Of course with Sunpower earnings scheduled for May 11, we will soon have more data. While revenues should be strong, expect earnings to be slight--Sunpower guided to $0.07/sh with only a few days left in the quarter. In the meantime they issued $350 million in debt. With full year 2010 estimates around $1.40/sh and full year 2011 estimates at $2/sh, this should be a trading in the low 20s rather than the low teens.

There have been a couple developments in recent weeks including the recent slide in the Euro, and FSLR purchase of a customer (Nextlight) which could negatively impact results this year and next. It is possible management will bring down guidance next week, although they certainly declined to do so when they reported Q4 numbers (late) in mid-March. Module pricing appears to be flat/declining at a manageable rate...Germany is continuing to absorb vast quantities of solar panels, so I don't expect a major downward revision. Although the 20% slide in recent days may mean somebody knows more than I do...I expect it is primarily a consequence of the ongoing market turbulence.

I've also seen reports that Sunpower is losing market share of smaller projects in CA (an important market in the US) to lower priced Chinese manufacturers, but Sunpower also seems to have a substantial backlog of utility scale projects (even if it loses 100-200MW of pipeline as a result of the FSLR acquisition of NextLight).

There have also been good developments including an increase in the amount of solar being installed around the country and a PG&E 50MW order increase (from 200MW to 250MW) and the Flextronics relationship in California.

Finally and perhaps most importantly there has been a constant negative drumbeat from wall street analysts and pundits over the past 9-12 months, that has the potential to turn positive if SPWR starts to deliver on its earnings promises.

The sharp 35% plunge in the past month or so means that the lowest price targets of even the most bearish analysts have been met. Another way to look at things is that Sunpower's rate of decline is unsustainable (it just can't continue falling $2.50-$3/week!), which should lead to at least a short term bounce.

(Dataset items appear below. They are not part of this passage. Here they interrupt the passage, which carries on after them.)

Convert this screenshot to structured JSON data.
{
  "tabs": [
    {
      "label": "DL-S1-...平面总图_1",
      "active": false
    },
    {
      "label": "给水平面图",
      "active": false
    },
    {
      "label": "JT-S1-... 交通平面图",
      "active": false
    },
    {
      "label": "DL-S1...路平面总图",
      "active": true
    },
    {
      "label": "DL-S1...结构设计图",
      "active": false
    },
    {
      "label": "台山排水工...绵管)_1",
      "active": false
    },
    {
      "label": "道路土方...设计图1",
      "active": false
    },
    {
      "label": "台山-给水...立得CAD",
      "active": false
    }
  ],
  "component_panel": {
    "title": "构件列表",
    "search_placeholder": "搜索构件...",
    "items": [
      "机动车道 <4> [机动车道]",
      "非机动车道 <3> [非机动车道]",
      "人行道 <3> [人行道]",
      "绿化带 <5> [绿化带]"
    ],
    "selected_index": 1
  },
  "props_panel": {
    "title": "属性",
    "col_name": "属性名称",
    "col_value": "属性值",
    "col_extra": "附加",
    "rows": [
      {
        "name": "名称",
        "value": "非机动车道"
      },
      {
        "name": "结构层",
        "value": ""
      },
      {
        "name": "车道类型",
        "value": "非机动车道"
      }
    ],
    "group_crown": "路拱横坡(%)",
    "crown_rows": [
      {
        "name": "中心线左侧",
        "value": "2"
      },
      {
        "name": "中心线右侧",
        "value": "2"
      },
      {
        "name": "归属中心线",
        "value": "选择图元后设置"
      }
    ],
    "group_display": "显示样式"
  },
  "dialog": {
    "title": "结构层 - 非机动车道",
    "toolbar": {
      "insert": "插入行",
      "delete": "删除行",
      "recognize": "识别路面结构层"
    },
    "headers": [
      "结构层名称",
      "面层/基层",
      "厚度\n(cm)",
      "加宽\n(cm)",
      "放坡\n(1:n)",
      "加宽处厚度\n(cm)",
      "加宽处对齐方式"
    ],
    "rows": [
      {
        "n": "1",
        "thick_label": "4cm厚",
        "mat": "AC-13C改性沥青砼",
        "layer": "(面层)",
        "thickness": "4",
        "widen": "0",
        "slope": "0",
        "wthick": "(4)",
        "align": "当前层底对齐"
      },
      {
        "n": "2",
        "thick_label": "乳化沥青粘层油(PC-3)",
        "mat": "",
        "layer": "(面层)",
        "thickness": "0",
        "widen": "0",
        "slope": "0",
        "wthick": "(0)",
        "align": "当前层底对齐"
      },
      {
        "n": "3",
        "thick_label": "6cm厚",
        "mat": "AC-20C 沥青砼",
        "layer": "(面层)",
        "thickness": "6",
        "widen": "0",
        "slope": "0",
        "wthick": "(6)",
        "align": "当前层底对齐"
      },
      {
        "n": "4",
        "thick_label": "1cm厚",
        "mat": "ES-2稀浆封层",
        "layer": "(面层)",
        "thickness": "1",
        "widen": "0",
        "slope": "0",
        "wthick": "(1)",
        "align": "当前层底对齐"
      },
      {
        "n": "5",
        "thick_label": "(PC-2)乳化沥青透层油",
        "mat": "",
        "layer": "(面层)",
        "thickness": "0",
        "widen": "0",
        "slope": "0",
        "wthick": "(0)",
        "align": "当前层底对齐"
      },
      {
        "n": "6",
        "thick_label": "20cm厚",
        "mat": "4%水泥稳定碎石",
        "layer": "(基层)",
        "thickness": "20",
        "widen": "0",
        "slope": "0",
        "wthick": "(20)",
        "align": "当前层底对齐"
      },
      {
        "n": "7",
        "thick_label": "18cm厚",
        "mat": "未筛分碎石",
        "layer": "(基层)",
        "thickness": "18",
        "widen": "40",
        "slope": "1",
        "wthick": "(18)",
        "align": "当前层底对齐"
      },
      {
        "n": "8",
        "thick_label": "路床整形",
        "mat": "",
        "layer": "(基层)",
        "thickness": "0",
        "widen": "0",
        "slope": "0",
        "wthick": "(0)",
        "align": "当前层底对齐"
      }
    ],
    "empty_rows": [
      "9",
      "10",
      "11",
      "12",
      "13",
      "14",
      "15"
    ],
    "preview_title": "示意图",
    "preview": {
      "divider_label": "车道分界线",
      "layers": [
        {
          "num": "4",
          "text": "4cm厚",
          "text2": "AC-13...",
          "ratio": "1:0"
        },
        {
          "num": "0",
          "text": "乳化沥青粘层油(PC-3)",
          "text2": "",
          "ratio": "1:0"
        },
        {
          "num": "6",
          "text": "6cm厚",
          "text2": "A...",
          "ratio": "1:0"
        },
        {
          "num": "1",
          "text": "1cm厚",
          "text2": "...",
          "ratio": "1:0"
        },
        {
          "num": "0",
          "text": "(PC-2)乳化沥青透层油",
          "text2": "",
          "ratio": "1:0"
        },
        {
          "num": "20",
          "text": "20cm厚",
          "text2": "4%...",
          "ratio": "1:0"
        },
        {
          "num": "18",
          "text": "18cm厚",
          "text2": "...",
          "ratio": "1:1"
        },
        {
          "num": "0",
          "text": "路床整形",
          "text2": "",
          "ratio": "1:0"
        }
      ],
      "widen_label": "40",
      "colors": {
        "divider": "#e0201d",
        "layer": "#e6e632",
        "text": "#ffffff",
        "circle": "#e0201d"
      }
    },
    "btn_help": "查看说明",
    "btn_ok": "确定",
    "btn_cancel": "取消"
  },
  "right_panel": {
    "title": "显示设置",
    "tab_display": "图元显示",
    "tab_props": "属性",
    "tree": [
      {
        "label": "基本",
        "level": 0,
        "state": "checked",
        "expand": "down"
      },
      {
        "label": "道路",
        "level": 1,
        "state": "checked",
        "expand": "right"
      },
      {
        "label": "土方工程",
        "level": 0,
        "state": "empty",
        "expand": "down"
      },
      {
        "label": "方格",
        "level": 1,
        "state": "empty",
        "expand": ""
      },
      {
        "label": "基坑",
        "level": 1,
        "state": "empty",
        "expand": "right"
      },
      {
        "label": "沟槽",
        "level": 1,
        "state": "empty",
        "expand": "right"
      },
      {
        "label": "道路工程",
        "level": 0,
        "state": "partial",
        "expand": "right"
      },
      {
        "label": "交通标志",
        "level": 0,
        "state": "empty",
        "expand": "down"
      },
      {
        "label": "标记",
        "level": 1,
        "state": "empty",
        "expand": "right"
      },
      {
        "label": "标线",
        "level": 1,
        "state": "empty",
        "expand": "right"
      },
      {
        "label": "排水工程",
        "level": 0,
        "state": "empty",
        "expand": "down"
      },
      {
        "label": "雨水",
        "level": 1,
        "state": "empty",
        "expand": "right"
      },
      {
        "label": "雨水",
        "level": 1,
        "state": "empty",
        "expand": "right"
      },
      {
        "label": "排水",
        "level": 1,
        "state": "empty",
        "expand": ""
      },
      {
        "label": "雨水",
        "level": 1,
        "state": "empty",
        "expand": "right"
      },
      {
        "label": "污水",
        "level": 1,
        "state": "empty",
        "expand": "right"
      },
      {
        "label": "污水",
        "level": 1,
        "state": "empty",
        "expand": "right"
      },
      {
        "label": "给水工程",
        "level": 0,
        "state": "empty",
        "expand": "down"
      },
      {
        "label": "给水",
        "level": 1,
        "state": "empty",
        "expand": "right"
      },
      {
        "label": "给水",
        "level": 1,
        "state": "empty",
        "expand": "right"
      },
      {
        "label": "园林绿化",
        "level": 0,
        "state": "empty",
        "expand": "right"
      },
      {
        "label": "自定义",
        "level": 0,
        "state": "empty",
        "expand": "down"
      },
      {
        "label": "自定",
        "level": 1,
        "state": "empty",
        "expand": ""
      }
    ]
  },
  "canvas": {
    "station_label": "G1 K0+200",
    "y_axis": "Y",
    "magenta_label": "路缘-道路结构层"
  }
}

I'm sure others around the world have been watching the oil spill in the Gulf of Mexico. It is clear that we need to maintain, or even increase, incentives for renewables like solar to compensate for the great health and environmental risks of fossil fuels.

As soon as investors (and analysts) have a little time to think about things--focus on the longer term, I'm confident that Sunpower will regain its lustre.